Four of medicine's daughters are contained in the Four Pots, the first to cause you to throw off nearly every disease, and the last, the bone-white pot and its white contents, was made to solve a strange problem that was caused by the first. "The angels learned to heal the things that kill men young," Blink said, "and hoped therefore that they might live forever. They were wrong in that, but so successful at keeping men alive that it seemed that soon there would be in the world far too many healthy people, as good as immortal, unable to be killed by anything but their own stupidity, flowing from the wombs of women like ants from an anthill, and no food and no room for them all. Think of the fear and revulsion you feel when you kick into a nest of ants and see them swarm: men felt that for their kind, and the Law and the Gummint most of all, who most of all bore the burden of keeping the world man's.

"And so, by a means we have forgotten, a means like medicine's daughters but far more subtle even, they made themselves childless. It took some generations, but at last they made this childlessness permanent: it would be passed on then, from mother to child. And they made the medicine's daughter which is in the fourth of the Four Pots to start up again the inside goings-on which their means stopped. When it's taken, a woman can for a while conceive: but her child will be childless, until she too makes the choice to take the medicine's daughter. It's as though we were born without eyes, as though our eyes were not stuck in our heads but passed down from mother to child like a treasure, and every child had the choice to take them up or not.

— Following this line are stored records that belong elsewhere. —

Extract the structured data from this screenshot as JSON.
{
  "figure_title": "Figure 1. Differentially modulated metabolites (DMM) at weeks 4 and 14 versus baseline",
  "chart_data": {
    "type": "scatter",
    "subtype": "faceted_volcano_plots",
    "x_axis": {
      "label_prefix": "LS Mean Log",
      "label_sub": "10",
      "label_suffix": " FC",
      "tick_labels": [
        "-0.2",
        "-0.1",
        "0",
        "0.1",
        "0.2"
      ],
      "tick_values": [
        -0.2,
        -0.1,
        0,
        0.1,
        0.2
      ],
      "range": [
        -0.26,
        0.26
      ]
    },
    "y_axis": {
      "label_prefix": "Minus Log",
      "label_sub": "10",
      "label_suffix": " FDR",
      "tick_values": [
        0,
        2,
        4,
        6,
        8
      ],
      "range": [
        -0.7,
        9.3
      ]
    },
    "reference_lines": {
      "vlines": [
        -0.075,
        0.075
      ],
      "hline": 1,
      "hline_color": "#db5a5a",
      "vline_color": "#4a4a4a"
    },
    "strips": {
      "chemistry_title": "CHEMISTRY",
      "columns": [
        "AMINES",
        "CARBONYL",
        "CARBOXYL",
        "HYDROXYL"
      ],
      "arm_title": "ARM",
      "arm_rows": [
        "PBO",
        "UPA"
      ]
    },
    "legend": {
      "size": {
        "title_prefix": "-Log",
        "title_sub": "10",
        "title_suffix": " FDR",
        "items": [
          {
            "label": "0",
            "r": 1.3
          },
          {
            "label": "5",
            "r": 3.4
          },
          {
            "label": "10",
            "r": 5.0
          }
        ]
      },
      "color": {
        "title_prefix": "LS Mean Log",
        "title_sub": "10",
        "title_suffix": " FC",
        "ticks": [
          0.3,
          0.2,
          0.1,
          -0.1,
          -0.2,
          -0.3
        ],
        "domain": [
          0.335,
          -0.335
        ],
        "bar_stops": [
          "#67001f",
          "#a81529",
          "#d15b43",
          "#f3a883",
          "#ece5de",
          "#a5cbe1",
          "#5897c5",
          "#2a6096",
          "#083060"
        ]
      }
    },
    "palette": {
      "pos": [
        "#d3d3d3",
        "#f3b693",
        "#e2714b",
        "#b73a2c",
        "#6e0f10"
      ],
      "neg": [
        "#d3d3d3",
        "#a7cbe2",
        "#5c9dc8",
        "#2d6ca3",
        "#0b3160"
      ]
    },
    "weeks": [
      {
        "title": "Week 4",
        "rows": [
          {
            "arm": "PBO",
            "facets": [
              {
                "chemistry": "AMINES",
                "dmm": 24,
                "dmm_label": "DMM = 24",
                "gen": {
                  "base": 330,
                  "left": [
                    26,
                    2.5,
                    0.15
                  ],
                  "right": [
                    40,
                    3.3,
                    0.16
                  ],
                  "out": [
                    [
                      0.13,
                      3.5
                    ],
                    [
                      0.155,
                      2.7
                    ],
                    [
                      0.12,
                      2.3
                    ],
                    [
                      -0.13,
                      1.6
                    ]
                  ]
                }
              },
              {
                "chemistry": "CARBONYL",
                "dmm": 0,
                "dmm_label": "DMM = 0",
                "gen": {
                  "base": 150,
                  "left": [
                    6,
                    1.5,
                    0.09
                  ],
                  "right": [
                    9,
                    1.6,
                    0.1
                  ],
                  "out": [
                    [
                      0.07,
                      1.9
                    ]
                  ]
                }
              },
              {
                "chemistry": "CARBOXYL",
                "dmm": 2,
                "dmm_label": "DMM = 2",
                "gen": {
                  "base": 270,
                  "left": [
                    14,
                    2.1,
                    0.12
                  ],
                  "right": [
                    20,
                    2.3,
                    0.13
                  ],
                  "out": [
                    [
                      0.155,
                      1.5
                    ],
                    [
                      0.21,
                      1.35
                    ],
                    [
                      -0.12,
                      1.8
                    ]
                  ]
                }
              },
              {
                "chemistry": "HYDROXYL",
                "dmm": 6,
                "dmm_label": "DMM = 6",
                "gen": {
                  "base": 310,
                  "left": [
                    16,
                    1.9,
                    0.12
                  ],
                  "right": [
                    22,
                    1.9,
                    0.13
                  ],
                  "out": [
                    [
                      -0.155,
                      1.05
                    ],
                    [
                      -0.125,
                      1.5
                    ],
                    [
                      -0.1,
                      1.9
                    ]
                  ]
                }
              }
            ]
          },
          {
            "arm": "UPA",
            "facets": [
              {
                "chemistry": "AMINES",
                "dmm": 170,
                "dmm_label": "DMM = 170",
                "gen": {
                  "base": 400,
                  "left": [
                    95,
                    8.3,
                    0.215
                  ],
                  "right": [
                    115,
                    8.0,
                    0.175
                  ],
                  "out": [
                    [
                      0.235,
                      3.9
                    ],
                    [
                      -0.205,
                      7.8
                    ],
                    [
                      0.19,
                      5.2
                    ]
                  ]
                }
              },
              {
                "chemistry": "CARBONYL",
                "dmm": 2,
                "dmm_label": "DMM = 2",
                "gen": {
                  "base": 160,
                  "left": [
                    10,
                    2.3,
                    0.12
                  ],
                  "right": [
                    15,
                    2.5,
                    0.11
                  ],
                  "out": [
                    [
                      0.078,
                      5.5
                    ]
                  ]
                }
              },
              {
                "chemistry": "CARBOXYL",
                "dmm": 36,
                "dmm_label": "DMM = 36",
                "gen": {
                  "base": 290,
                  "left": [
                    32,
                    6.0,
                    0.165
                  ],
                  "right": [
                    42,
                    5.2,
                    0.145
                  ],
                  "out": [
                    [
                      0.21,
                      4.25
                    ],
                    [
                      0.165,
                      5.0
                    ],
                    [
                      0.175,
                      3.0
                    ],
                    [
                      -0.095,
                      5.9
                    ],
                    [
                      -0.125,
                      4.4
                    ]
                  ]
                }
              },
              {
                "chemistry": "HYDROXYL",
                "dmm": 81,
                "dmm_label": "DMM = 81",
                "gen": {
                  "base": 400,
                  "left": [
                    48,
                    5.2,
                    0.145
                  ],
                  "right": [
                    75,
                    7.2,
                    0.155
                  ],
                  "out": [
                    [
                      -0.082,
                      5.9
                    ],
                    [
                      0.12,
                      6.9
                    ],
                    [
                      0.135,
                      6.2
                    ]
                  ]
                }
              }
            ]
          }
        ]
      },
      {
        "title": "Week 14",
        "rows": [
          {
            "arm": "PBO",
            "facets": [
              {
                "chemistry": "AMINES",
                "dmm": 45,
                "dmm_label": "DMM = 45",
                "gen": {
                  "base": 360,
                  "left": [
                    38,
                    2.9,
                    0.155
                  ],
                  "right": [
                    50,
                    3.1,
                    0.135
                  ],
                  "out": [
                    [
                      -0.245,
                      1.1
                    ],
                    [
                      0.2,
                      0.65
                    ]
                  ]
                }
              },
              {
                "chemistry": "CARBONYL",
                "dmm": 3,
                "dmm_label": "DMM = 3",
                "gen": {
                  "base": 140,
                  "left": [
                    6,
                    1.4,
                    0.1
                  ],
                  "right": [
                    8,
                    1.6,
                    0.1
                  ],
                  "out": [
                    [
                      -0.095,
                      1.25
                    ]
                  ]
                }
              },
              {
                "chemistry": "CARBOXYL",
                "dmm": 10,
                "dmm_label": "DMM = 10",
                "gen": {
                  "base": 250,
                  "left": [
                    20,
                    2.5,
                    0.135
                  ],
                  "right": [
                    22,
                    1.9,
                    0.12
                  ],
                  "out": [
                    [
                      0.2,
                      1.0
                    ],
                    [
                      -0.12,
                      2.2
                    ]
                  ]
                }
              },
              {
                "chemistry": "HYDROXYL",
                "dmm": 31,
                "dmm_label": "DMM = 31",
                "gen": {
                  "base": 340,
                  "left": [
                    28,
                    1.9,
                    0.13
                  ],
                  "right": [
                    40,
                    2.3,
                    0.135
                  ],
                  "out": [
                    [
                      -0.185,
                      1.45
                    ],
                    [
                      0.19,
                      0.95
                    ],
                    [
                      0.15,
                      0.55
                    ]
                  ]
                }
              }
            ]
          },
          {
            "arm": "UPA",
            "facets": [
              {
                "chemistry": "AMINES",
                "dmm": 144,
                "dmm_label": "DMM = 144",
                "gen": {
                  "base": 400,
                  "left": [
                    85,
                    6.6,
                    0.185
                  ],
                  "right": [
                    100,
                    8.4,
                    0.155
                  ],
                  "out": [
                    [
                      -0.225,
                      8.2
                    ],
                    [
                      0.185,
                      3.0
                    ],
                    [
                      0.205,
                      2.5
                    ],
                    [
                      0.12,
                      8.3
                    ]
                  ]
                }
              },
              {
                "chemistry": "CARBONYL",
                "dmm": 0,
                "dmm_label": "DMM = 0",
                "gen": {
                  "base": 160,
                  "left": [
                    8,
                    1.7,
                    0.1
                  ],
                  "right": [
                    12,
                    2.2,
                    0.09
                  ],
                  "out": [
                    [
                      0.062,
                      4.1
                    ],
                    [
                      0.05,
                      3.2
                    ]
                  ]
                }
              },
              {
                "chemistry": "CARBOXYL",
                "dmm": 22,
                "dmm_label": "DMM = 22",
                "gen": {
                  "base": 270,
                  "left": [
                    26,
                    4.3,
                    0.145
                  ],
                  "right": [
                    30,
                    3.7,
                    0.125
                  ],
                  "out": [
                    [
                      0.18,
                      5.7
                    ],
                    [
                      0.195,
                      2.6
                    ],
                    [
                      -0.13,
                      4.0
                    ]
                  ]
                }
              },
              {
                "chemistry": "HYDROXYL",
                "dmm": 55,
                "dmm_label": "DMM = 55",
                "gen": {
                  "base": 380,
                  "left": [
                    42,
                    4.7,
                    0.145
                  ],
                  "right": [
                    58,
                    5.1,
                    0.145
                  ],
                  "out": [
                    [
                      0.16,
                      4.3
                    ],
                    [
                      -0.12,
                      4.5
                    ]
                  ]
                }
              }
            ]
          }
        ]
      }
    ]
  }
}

"And it would have worked out, perhaps, if the Storm hadn't come; men would have chosen their numbers as they chose to build Road and put up a false moon next to the real one. But the Storm did come; and who can say it wasn't hastened by this terrible choice of theirs? And in the winters that came after, in the Wars and catastrophes, millions died by all the old means the angels thought they had removed forever from the world, and few were born by this new means of theirs.

"And we are left now, we few, unable to reverse what they did; carrying a part of ourselves outside ourselves, in the white pot; left with their choice still."

There was a winter when I was five or six, when I had gone looking for my mother, Speak a Word, and come upon her in a curtained place; I had come up quietly, and she didn't see me, for she was intent on what the old gossip Laugh Aloud was saying to her, which I couldn't hear. I saw then that Seven Hands was with them, and so I came no closer - this was when my knot with him was most tangled. I knelt there and watched them in the winter light. Laugh Aloud had the box of pots open before her, and with one finger she moved the white one across the table to my mother. My mother's nose was shiny with sweat, and she had an odd, fixed smile on her face. She picked up and put down again the fourth pot.

"No," she said. "Not this year."

Seven Hands said nothing. Did he wish it? Did it matter? He said nothing, for the angel's choice was only for Speak a Word. "Not this year," she said, and looked only at Laugh Aloud, who pursed her lips and nodded. She placed the pot in its fourth place in the holder, and returned the holder to its box. The top of the box closed with a little noise.